Reading Multiple Perspectives; What works?

As you have seen in my review of Monsoon Summer, the perspective changes killed my enjoyment of the book. After reading the story I even did an Instagram question of the day asking what other people thought about perspective changes.

A Sense of Order:

This is the big one for a lot of people. A friend of mine told me that she didn’t like reading books with multiple perspectives because it was hard to keep them straight.

We humans like routine. We like things to be neatly organized in pretty little boxes and categories. This goes for everything that we do, from our kitchens to society as a whole. Literature is no different. Take

Take The Forgotten Room, in that book we have three different perspectives. The authors for this story help us keep things straight by having a steady rotation. I knew that after I read a chapter from Kate’s perspective I was going to get Olivia. Then, after Olivia, it was going to be Lucy, then back to Kate. Keeping the reader in that rhythm kept us in the story (even if we wanted to skip ahead to see what would happen).

Labeling isn’t Just for the Anal Retentive:

When I started incorporating other perspectives into my Nanowrimo book, We are America” I didn’t label them. (nor did I have a set order for my characters) When I sent the first chapter with a different perspective over to my writing partner I immediately got an email back asking “What the hell?” Amanda explained how confusing this was for her because I went from an 18 year old girl’s perspective straight to her forty something dad…yeah in retrospect I saw how jarring that could be.
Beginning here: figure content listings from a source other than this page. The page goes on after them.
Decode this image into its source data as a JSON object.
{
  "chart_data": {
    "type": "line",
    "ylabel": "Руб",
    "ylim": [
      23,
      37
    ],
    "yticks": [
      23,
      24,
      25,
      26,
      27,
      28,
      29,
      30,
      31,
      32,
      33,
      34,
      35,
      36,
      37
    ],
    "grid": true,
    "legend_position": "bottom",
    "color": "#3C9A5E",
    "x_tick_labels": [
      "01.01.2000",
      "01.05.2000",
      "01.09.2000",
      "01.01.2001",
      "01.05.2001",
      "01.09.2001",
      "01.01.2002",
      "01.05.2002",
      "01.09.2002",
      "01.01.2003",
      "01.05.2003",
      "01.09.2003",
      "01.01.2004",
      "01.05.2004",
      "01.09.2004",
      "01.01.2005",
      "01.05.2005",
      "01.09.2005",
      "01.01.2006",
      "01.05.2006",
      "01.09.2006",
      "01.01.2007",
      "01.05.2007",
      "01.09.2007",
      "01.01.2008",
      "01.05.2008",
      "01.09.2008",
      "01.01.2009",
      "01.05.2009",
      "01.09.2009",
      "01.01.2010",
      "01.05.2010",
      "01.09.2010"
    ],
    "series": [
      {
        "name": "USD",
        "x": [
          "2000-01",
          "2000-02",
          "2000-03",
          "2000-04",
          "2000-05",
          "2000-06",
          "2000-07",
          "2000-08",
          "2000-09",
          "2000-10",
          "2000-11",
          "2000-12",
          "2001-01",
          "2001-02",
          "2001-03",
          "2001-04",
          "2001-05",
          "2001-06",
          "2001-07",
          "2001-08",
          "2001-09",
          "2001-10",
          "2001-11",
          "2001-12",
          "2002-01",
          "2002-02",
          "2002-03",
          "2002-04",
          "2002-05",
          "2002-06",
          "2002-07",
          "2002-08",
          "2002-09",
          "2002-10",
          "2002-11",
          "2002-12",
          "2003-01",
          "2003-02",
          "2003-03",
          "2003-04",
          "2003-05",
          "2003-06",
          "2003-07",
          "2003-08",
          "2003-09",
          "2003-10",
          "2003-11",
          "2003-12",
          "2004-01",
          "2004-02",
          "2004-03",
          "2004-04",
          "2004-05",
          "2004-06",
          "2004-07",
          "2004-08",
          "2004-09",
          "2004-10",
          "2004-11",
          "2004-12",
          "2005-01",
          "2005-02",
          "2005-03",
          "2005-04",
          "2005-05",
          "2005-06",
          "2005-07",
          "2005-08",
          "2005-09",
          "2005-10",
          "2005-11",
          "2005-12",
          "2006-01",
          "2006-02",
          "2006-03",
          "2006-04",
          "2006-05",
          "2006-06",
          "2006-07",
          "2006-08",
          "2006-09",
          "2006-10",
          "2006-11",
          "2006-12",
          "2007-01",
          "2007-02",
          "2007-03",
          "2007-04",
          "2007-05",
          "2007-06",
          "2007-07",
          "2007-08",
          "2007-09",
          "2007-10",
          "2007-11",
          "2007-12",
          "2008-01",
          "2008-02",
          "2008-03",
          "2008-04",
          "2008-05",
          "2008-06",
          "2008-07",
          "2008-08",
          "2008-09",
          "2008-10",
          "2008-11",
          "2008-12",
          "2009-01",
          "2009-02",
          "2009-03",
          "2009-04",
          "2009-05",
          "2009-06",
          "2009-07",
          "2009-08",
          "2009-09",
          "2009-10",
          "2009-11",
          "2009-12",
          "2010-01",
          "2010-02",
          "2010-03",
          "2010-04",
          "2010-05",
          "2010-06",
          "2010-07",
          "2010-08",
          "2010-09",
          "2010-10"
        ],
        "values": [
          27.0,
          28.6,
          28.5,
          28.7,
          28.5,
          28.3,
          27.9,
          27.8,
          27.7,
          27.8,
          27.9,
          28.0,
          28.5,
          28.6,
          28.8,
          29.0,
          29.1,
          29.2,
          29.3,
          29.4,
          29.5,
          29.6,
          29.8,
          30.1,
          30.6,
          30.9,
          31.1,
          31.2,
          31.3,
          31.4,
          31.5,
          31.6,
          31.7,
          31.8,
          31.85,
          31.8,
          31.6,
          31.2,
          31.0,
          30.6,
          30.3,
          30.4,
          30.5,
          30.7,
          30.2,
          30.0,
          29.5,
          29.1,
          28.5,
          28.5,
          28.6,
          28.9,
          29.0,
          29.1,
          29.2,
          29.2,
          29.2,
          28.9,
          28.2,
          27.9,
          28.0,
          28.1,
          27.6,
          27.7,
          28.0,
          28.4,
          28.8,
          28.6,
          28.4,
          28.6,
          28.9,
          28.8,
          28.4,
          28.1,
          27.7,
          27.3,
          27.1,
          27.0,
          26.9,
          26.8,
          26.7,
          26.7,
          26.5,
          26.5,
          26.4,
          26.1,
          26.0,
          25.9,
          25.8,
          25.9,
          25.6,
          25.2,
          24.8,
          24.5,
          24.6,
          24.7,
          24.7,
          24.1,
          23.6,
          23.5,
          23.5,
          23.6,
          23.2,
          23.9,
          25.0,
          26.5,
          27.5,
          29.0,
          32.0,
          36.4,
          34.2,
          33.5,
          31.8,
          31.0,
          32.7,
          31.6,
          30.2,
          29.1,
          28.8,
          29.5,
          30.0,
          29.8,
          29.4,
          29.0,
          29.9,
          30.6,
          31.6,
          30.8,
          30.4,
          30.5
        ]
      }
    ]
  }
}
I realized that I needed to label my chapters to tell my reader who was talking.

The Forgotten Room labeled its chapters in addition to having that steady rhythm. It served its purpose for that initial switch or if you set the book down for a few days and then picked it back up.
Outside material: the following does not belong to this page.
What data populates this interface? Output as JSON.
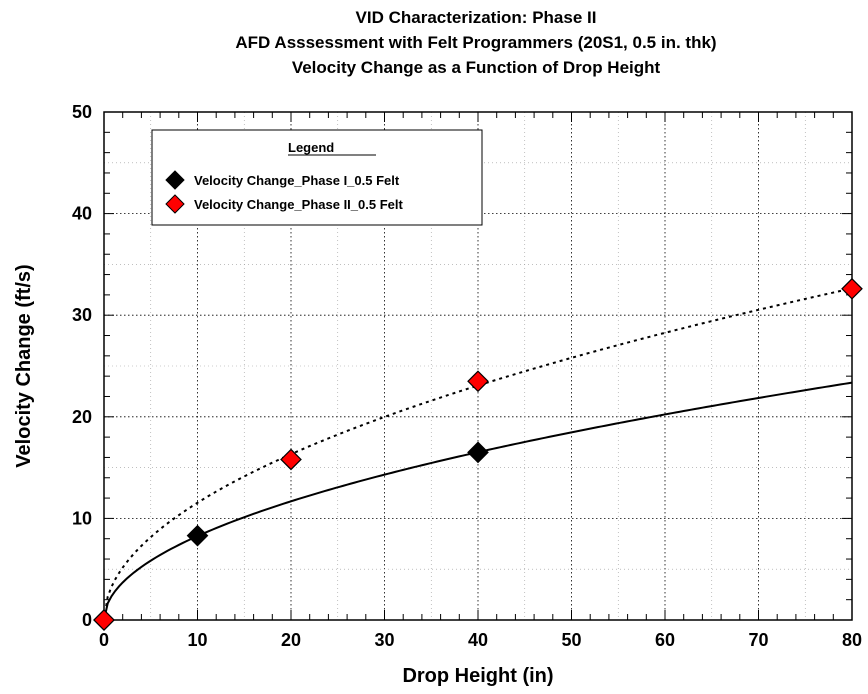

Chad Thumann does something else quite interesting with his perspective shifts in The Undesirables. Instead of giving us the character’s names it’s “The Choir Boy,”  “The Cellist,” or “The Organ Grinder.” I love these nicknames. It sets the tone of the chapter even before you read it. And when a new perspective is added we get to see a new nickname and a feel for their chunk of the story.


What’s the point?

The standard advice is to not do it unless you absolutely have to. So when should you absolutely have to, so when should you absolutely have to?

Well, basically when you can’t tell the story any other way. For instance when you have three generations of women who all have a story to tell. Or when you have characters at various locations.

One take that I personally like is Steinbeck’s take on the multiple perspectives in Cannery Row. Though there is one overall narrative each chapter starts off like it’s own short story.